Earlier this month, Salesforce announced the acquisition of data visualization and analytics leader Tableau for $15.7 billion and Google announced the acquisition of data discovery and analytics platform Looker for $2.6 billion. Both acquired companies will beef up the acquiring companies’ Data Science as a Service (DSaaS) capabilities, providing their enterprise customers with a wide range of easy (or easier) to use tools that “democratize” data preparation, integration, analysis, and presentation.
With self-service data science, all business users that do not have statistical analysis background and don’t know how to code can make data-driven decisions, instead of relying on expensive and hard-to-find data scientists.

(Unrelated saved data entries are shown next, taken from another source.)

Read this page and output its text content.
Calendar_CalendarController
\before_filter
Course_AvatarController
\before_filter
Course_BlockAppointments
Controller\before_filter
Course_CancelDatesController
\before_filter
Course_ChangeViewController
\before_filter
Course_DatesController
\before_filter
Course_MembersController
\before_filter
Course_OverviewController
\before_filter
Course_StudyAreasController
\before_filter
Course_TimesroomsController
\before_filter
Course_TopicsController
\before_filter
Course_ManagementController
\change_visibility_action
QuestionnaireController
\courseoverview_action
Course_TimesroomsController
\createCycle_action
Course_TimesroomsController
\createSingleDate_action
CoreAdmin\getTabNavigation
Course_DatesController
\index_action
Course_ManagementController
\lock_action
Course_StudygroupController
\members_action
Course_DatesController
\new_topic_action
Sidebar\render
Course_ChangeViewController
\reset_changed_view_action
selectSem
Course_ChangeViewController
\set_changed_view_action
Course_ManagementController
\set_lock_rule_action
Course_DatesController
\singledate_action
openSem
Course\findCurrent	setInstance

How expensive? The average annual base salary for an experienced data scientist in a management position is currently $257,443 according to Burtch Works. The executive recruiting company released today its 6th annual survey of data scientists’ compensation, this year combining it with its annual study of predictive analytics professionals. Data scientists, says the report, “work primarily with unstructured or streaming data and therefore command higher salaries than others in predictive analytics that mostly focus on structured data.” Here are the key findings for data scientists:
- Median base salaries for individual contributors range from $95,000 at Level 1 to $167,000 at level 3.

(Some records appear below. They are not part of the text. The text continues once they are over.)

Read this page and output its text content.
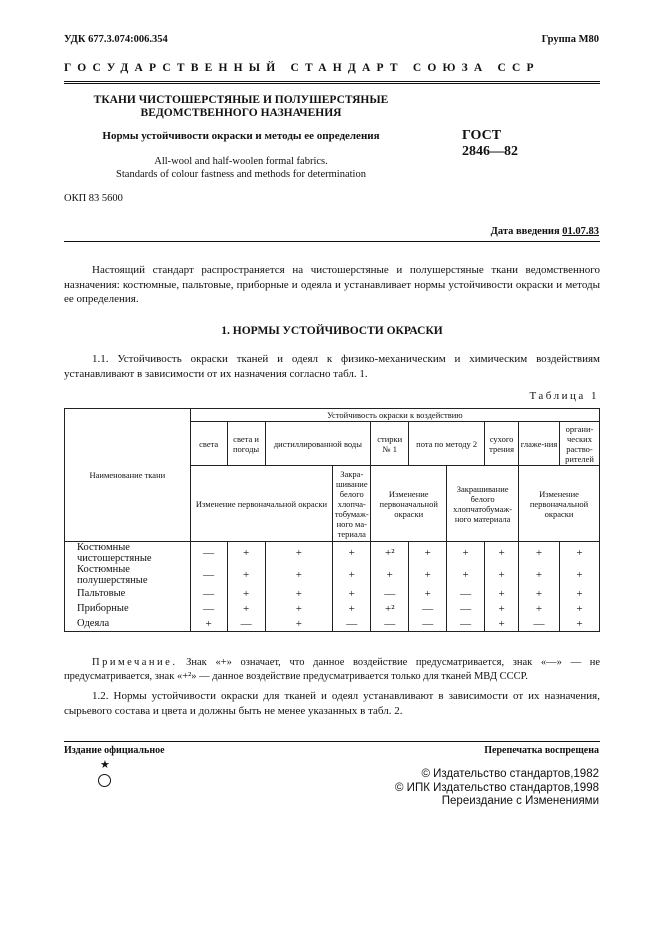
УДК 677.3.074:006.354	Группа М80
ГОСУДАРСТВЕННЫЙ СТАНДАРТ СОЮЗА ССР
ТКАНИ ЧИСТОШЕРСТЯНЫЕ И ПОЛУШЕРСТЯНЫЕ
ВЕДОМСТВЕННОГО НАЗНАЧЕНИЯ
Нормы устойчивости окраски и методы ее определения	ГОСТ
2846—82
All-wool and half-woolen formal fabrics.
Standards of colour fastness and methods for determination
ОКП 83 5600
Дата введения 01.07.83
Настоящий стандарт распространяется на чистошерстяные и полушерстяные ткани ведомственного назначения: костюмные, пальтовые, приборные и одеяла и устанавливает нормы устойчивости окраски и методы ее определения.
1. НОРМЫ УСТОЙЧИВОСТИ ОКРАСКИ
1.1. Устойчивость окраски тканей и одеял к физико-механическим и химическим воздействиям устанавливают в зависимости от их назначения согласно табл. 1.
Таблица 1
Наименование ткани	Устойчивость окраски к воздействию									
	света	света и погоды	дистиллированной воды		стирки № 1	пота по методу 2		сухого трения	глаже-ния	органи-ческих раство-рителей
	Изменение первоначальной окраски			Закра-шивание белого хлопча-тобумаж-ного ма-териала	Изменение первоначальной окраски		Закрашивание белого хлопчатобумаж-ного материала		Изменение первоначальной окраски	
Костюмные чистошерстяные	—	+	+	+	+²	+	+	+	+	+
Костюмные полушерстяные	—	+	+	+	+	+	+	+	+	+
Пальтовые	—	+	+	+	—	+	—	+	+	+
Приборные	—	+	+	+	+²	—	—	+	+	+
Одеяла	+	—	+	—	—	—	—	+	—	+
Примечание. Знак «+» означает, что данное воздействие предусматривается, знак «—» — не предусматривается, знак «+²» — данное воздействие предусматривается только для тканей МВД СССР.
1.2. Нормы устойчивости окраски для тканей и одеял устанавливают в зависимости от их назначения, сырьевого состава и цвета и должны быть не менее указанных в табл. 2.
Издание официальное	Перепечатка воспрещена
★
© Издательство стандартов,1982
© ИПК Издательство стандартов,1998
Переиздание с Изменениями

- For managers, median base salaries range from $146,000 at level 1 to $250,000 at level 3.
- In comparison to 2018 data, median base salaries for 2019 have either remained steady or risen slightly at all levels. Salary means increased at all levels, and salaries at the top quartile increased significantly in some cases. This may indicate that salary ranges are stretching and could be a sign of future salary growth.

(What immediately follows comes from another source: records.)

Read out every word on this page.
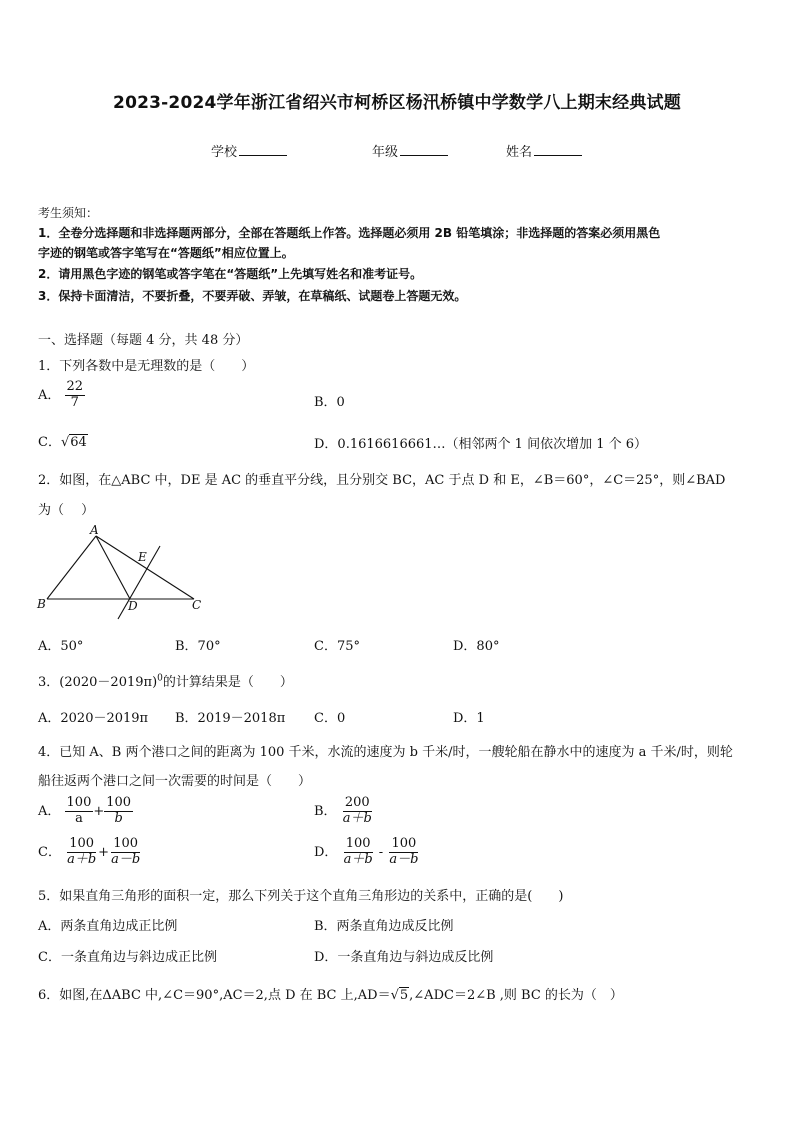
2023-2024学年浙江省绍兴市柯桥区杨汛桥镇中学数学八上期末经典试题
学校	年级	姓名
考生须知：
1．全卷分选择题和非选择题两部分，全部在答题纸上作答。选择题必须用 2B 铅笔填涂；非选择题的答案必须用黑色
字迹的钢笔或答字笔写在“答题纸”相应位置上。
2．请用黑色字迹的钢笔或答字笔在“答题纸”上先填写姓名和准考证号。
3．保持卡面清洁，不要折叠，不要弄破、弄皱，在草稿纸、试题卷上答题无效。
一、选择题（每题 4 分，共 48 分）
1．下列各数中是无理数的是（　　）
A． $\frac{22}{7}$	B．0
C．√64	D．0.1616616661…（相邻两个 1 间依次增加 1 个 6）
2．如图，在△ABC 中，DE 是 AC 的垂直平分线，且分别交 BC，AC 于点 D 和 E，∠B＝60°，∠C＝25°，则∠BAD
为（　 ）
A
B	C
D
E
A．50°	B．70°	C．75°	D．80°
3．$(2020-2019\pi)^0$的计算结果是（　　）
A．2020－2019π B．2019－2018π C．0	D．1
4．已知 A、B 两个港口之间的距离为 100 千米，水流的速度为 b 千米/时，一艘轮船在静水中的速度为 a 千米/时，则轮
船往返两个港口之间一次需要的时间是（　　）
A． $\frac{100}{a} + \frac{100}{b}$	B． $\frac{200}{a+b}$
C． $\frac{100}{a+b} + \frac{100}{a-b}$	D． $\frac{100}{a+b} - \frac{100}{a-b}$
5．如果直角三角形的面积一定，那么下列关于这个直角三角形边的关系中，正确的是(　　)
A．两条直角边成正比例	B．两条直角边成反比例
C．一条直角边与斜边成正比例	D．一条直角边与斜边成反比例
6．如图,在ΔABC 中,∠C＝90°,AC＝2,点 D 在 BC 上,AD＝√5,∠ADC＝2∠B ,则 BC 的长为（　）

- While the median base salaries show that data scientists earn more than predictive analytics professionals at all levels, the differences are the most evident for individual contributors where data scientists earn from 19-34% more.
- Data science is a young discipline: 66% of data science professionals sampled have fewer than 10 years of experience.
The trend toward specialization Burtch Works highlighted last year continues, helped by the increasing adoption of AI: “Companies looking to drill down on specific use cases are focusing more on data scientists that specialize in particular areas, such as NLP (natural language processing), Computer Vision (image processing), or even specific domain experience like AdTech or IoT (internet of things). Of course, as demand becomes more specialized, this also narrows the potential talent pool to draw from.”
The overall talent pool is growing with the constant fresh supply from the numerous graduate programs in data science and business analytics. Still, demand is also growing rapidly, driving US enterprises to recruit data scientists from outside the US. 33% of data scientists surveyed by Burtch Works are non-U.S. citizens with permanent residency or an F-1/OPT, H-1B, or another visa which allows them to work in the U.S. This is up from 13% of data scientists holding an H-1B visa in last year’s sample and way up from 9% in 2015 and 2016 and 8% in 2017.
This year’s sample consists of 421 data scientists and 1,840 predictive analytics professionals. Burtch Works collected the data for this study during interviews conducted over the months immediately following the period of interviews for the 2018 studies, with data collection ending in April 2019.
Data science continues to be one of the most lucrative professions today and demand for data science skills and experience will continue to grow. There’s also no doubt that we will see this year further consolidation in the industry with additional mergers (e.g., Sisense combining with Periscope Data) and acquisitions (e.g., Intuit acquiring Origami Logic).
Burtch Works will discuss its findings in a webinar on June 20, 2019.